Patient God – Jealous God
Nahum 1-3 and Revelation 11
In Nahum, we read of God’s declaration of destruction against Nineveh. You may recall that over 100 years prior to Nahum, Jonah had preached against Nineveh. At that time, the people repented of their sins, so God didn’t send destruction at that time.
But that repentance didn’t last, and the people of Nineveh became more idolatrous and more sinful than ever. So in Nahum 1:2 we read, “The Lord is a jealous and avenging God; the Lord takes vengeance and is filled with wrath. The Lord takes vengeance on his foes and vents his wrath against his enemies.”
Normally, we think of jealousy as a bad thing, like “You have something I want, and I’m jealous.” Many times in the Bible, God talks of his jealousy as a relationship He wants to protect – sort of like a husband and a wife who are united. If one strays, the other would be very jealous, not wanting to share their spouse with another. In this case, God doesn’t want anyone worshiping anyone but Him, but Nineveh is worshiping idols – making God jealous.
And similarly, we typically also think of vengeance as a bad thing – and for us to take vengeance is indeed wrong. But God is a holy God, and can’t tolerate people flouting His law and do nothing about it. We’re told in Deuteronomy 32:35, “It is mine to avenge; I will repay.”
So in Nahum, God is declaring war against Nineveh and its people because of their sins. It seems kind of odd, then, that verse 3 continues by talking about how patient God is: “The Lord is slow to anger but great in power; the Lord will not leave the guilty unpunished.”
God had indeed been slow to anger. He had given the people at least another 100 years to get right with Him. He had been very patient. But at some point, even God has had enough and will act, not leaving the guilty unpunished.

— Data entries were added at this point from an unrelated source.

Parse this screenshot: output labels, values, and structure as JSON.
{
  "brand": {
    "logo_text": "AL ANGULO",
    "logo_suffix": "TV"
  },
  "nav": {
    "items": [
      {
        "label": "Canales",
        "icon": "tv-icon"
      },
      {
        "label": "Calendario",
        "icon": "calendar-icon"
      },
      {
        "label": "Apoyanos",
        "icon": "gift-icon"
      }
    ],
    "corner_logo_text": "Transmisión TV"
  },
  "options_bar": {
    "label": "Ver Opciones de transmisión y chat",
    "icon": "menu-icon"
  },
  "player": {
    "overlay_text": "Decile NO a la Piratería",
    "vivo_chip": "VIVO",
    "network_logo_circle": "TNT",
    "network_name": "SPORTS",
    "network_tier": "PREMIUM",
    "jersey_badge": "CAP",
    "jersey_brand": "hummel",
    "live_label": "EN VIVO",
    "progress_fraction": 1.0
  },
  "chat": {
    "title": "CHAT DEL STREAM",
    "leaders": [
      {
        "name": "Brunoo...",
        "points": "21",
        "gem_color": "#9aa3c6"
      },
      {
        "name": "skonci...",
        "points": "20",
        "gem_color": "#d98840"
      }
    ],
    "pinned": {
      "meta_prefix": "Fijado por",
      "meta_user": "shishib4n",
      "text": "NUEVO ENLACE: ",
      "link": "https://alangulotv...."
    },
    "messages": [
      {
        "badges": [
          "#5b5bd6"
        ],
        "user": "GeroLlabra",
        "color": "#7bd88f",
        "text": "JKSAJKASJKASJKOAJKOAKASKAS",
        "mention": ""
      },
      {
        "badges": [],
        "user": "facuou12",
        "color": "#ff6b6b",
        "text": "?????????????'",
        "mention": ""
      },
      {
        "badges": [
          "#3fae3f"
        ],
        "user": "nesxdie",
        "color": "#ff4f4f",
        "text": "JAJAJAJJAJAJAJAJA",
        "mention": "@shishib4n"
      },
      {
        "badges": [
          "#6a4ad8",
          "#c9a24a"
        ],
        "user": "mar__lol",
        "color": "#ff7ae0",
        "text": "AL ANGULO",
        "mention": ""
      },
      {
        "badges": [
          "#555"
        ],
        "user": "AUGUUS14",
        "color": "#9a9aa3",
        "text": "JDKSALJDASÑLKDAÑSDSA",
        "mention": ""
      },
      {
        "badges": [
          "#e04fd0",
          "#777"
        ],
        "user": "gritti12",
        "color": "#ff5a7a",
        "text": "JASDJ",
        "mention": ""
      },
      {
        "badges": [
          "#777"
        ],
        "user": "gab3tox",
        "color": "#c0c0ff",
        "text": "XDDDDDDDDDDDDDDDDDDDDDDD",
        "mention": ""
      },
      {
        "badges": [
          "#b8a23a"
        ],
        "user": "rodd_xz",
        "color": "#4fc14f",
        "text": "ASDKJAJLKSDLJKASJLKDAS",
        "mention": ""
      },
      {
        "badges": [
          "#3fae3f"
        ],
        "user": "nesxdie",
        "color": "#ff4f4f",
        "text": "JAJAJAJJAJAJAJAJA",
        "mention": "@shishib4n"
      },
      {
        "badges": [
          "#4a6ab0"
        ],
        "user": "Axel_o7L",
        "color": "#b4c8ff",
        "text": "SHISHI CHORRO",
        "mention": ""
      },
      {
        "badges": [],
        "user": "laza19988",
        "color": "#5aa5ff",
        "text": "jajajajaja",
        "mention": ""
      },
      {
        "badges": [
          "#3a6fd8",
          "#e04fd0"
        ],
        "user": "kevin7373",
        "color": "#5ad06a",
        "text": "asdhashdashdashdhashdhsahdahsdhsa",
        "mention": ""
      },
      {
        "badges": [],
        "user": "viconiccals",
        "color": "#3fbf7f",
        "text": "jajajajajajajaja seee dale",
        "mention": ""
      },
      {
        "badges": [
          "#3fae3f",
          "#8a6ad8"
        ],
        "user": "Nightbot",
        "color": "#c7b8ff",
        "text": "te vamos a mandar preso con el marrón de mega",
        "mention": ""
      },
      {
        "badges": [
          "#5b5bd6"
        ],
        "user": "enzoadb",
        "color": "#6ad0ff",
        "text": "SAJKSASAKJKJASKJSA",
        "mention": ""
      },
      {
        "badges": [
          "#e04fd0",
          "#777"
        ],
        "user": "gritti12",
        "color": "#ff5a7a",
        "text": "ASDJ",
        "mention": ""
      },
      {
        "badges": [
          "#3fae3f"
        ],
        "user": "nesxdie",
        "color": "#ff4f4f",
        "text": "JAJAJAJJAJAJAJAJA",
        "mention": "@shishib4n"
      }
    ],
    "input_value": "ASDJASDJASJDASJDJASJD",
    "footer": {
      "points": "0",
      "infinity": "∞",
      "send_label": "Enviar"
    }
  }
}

This was true for Nineveh, when it was destroyed in 612 B.C. And this fact is still true today.
We’re told in 2 Peter 3: 9-10, “9 The Lord is not slow in keeping his promise, as some understand slowness. Instead, he is patient with you, not wanting anyone to perish, but everyone to come to repentance. 10 But the day of the Lord will come like a thief. The heavens will disappear with a roar; the elements will be destroyed by fire, and the earth and everything in it will be laid bare.”
Again, God is patient, wanting everyone to repent. But the time will come when He will destroy not Nineveh, but the earth, because of her sins.
In today’s reading in Revelation 11, we read about 2 witnesses that will prophesy for 1260 days at the end of this evil age. They will be killed, and then after 3.5 days, they will be resurrected and caught up to heaven. Then, in Revelation 11:15, the seventh trumpet will sound, and it will be declared, “The kingdom of the world has become the kingdom of our Lord and of his Christ, and he will reign for ever and ever.” Then in Revelation 11:18, we read, “The nations were angry and your wrath has come. The time has come for judging the dead, and for rewarding your servants the prophets and your saints and those who reverence your name, both small and great – and for destroying those who destroy the earth.”
Notice in this passage there is a good news / bad news situation, declaring that God’s wrath has come (a bad thing), but also the time for rewarding His servants (a good thing)
In Nahum’s time, even with the bad things he was prophesying against Nineveh, Nahum was able to comfort God’s people with Nahum 1:15, “Look, there on the mountains, the feet of one who brings good news, who proclaims peace!” At the same time the guilty were being punished, the righteous were celebrating because of the peace they were about to enjoy.
We don’t know when, but we do know that one day, God will get so angry with the sinfulness rampant on earth that he will say, “enough”. He will send horrible plagues and destruction, and then send Jesus – who will judge the living and the dead, destroying the wicked in the lake of fire, and granting eternal life to the righteous.
Since we know these things are coming, what kind of lives should we be living – as we await the return of Jesus? The choice is yours. But there will be consequences.